Today, however, we need to practice decision making in difficult, ambiguous, and confusing circumstances, and take independent action when needed. Of course, ambiguity and confusion have always been elements of warfare, but the scope and complexity that today’s warfare teams face is different to previous eras where it was primarily at the tactical level.  Today’s military activities have immediate operational and strategic impacts that previous generations didn’t due to the rapid flow of information and in many situations the tactical confusion that previous generations faced has reduced thanks to technology.  In the words of Geoffrey Till, maritime warfare is moving from being akin to poker, where the opponent’s cards are not known, to chess, where all pieces are visible to all players.  In short, tactical ambiguity and confusion has been replaced with the much more consequential operational and strategic ambiguity and confusion.

Standard operating procedures and repetitive drills can only do so much. It is important that Warfare Officers develop that “sixth sense” or “feeling in the water” that only comes from the right mix of training, education and experience.  In addition to understanding the technology they are using, they must be culturally astute, be across geopolitical developments and current affairs (which are extremely dynamic) and have a solid understanding of Australia’s strategic and national interests. This is the only way warfare teams will be able to distil what they see, what they know, and what they are told into an accurate understanding of the totality of what they face and be able to react accordingly in this period of continual grey-zone operations.

While the consequences from the US Navy’s fatal accidents in 2017 are being used to improve the mariner skills focus within the US Navy, mariner skills are only a means (albeit a vital one) to an end. The end is to be able to fight and win at sea. The nature of the fight has changed markedly over the last three decades and we must understand exactly what we want our contemporary and future warfare professionals to be able to do.
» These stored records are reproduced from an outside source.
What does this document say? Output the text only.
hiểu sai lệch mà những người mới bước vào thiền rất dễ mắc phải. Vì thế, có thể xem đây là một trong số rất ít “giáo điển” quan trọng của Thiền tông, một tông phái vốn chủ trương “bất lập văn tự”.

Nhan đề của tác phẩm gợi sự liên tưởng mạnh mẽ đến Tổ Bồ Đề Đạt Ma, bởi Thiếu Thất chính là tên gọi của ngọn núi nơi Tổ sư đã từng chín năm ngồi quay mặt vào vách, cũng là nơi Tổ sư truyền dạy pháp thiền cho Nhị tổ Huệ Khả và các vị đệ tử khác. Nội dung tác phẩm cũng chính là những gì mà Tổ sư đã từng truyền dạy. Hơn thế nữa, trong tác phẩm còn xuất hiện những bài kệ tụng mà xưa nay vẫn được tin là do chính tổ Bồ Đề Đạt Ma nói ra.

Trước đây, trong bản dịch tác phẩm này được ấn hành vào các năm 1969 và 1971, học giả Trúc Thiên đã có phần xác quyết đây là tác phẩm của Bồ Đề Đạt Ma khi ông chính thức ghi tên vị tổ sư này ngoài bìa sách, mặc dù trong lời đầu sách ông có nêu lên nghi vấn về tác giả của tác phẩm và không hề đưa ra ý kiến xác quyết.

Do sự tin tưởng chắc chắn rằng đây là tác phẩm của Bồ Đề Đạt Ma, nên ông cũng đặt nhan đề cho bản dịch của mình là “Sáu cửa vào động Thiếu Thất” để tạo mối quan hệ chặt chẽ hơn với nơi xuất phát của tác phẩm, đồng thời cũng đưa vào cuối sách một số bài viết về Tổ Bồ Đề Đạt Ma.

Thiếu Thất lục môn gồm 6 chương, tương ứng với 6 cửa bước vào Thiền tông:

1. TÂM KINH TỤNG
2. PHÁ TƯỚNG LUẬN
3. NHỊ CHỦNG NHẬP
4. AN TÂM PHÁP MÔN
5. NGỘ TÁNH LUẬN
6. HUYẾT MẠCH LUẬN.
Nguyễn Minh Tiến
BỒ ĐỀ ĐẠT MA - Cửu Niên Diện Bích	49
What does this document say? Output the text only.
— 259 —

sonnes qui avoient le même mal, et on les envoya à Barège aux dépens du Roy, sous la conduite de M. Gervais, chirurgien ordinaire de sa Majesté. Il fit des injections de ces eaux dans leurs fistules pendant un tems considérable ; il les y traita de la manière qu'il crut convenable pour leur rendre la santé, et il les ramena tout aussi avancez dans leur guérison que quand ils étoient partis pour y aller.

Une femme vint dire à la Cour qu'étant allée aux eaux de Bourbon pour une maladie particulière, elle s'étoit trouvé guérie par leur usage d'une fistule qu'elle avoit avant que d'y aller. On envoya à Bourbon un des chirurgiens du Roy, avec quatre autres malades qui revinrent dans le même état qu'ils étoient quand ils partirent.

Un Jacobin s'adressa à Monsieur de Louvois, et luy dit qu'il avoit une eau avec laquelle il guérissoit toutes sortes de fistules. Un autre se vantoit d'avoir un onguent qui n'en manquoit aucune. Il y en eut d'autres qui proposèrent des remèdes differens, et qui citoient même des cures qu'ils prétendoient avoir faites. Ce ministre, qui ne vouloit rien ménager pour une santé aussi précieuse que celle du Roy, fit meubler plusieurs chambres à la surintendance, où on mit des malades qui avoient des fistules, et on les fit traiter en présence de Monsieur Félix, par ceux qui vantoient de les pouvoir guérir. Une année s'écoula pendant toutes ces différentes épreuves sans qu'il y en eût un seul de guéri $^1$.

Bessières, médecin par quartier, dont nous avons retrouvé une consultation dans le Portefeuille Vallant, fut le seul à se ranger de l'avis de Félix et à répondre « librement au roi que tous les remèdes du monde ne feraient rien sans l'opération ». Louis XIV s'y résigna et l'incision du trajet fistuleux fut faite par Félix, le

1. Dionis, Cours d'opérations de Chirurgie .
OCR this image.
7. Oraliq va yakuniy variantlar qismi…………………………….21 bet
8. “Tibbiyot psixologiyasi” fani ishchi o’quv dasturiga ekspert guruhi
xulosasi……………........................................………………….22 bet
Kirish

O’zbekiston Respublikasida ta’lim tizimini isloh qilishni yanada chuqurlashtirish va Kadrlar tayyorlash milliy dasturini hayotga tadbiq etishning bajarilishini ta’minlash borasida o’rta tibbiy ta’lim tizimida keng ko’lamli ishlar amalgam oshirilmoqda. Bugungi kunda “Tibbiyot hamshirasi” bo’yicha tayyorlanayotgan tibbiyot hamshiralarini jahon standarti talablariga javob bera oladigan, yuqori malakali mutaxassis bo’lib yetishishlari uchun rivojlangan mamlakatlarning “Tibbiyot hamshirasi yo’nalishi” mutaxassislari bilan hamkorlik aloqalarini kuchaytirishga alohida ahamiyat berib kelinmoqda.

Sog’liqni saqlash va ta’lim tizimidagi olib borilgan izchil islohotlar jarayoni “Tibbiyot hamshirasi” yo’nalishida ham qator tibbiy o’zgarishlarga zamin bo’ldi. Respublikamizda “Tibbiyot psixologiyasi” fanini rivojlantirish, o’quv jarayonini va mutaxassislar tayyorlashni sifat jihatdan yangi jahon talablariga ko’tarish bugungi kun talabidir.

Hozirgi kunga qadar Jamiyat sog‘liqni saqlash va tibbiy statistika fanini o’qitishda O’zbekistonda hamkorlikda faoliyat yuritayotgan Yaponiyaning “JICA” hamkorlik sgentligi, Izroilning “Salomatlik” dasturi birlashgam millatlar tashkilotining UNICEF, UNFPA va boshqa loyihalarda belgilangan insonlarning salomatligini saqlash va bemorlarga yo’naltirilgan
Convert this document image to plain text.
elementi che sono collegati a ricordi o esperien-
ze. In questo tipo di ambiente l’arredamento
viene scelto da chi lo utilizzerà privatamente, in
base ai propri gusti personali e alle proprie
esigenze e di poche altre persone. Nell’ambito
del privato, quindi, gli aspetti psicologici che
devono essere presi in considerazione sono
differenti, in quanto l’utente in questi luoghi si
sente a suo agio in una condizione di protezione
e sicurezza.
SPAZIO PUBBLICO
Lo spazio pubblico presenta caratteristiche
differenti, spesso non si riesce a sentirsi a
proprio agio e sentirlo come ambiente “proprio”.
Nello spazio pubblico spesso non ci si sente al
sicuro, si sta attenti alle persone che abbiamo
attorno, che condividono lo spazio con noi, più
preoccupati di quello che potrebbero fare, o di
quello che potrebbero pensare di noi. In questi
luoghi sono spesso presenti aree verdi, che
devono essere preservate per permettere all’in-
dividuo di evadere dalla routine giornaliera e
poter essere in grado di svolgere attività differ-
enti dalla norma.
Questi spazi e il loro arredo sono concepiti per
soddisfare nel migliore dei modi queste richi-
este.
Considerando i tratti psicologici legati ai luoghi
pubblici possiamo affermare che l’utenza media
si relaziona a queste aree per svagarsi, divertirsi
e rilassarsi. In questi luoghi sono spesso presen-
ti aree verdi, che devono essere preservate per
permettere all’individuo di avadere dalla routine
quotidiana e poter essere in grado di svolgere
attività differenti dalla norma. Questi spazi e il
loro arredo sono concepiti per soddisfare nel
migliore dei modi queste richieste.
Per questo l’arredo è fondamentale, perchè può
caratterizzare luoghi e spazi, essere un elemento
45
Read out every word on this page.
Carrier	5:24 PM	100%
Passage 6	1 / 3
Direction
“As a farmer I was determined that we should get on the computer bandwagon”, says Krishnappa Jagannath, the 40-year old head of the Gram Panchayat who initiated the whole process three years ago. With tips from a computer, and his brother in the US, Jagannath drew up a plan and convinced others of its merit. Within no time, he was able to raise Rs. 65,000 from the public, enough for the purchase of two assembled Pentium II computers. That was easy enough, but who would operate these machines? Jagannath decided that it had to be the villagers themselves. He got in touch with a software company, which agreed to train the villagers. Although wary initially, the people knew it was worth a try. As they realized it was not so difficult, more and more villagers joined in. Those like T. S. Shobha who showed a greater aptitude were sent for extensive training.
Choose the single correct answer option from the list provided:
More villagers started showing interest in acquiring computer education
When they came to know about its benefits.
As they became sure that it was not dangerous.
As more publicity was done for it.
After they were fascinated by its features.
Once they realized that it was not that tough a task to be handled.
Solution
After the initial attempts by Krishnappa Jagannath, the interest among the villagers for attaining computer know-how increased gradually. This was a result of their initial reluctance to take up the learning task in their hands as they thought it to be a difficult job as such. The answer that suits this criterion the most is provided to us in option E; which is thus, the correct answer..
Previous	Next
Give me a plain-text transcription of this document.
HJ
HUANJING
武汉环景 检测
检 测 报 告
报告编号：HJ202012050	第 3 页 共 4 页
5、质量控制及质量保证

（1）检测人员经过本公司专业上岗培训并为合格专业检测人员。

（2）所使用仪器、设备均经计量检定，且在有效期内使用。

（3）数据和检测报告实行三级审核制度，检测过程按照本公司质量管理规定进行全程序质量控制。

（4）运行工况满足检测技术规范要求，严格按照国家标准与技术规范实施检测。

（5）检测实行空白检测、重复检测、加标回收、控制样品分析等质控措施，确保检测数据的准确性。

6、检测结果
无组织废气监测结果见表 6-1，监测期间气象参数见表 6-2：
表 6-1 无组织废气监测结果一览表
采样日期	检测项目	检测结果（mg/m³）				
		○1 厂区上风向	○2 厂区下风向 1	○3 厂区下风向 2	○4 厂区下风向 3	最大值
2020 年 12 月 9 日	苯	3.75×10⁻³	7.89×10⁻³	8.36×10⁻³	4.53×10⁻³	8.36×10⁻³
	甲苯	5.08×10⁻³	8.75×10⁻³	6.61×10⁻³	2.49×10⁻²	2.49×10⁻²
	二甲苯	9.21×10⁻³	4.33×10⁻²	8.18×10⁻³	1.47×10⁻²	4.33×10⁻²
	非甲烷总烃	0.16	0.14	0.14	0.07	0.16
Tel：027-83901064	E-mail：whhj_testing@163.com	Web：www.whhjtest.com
Historically navies have (quite righty) focused on the tactical skills of weapons and sensor operation, SOPs and tactics.  While these skills remain vital, technology is increasingly doing much of the ‘science’ of weapons and sensor employment, allowing the human greater scope to concentrate on the human (art) aspects of warfare.  We must ensure we capitalise on this opportunity to best prepare our warfare teams for the reality they face.

Commodore Leavy is currently the Commandant of the Australian Defence Force Academy.  He is a Principle Warfare Officer who undertook his PWO course in 1993.  He has commanded HMAS Stuart and HMAS Sydney and spent three years as Commodore Warfare at Fleet Headquarters.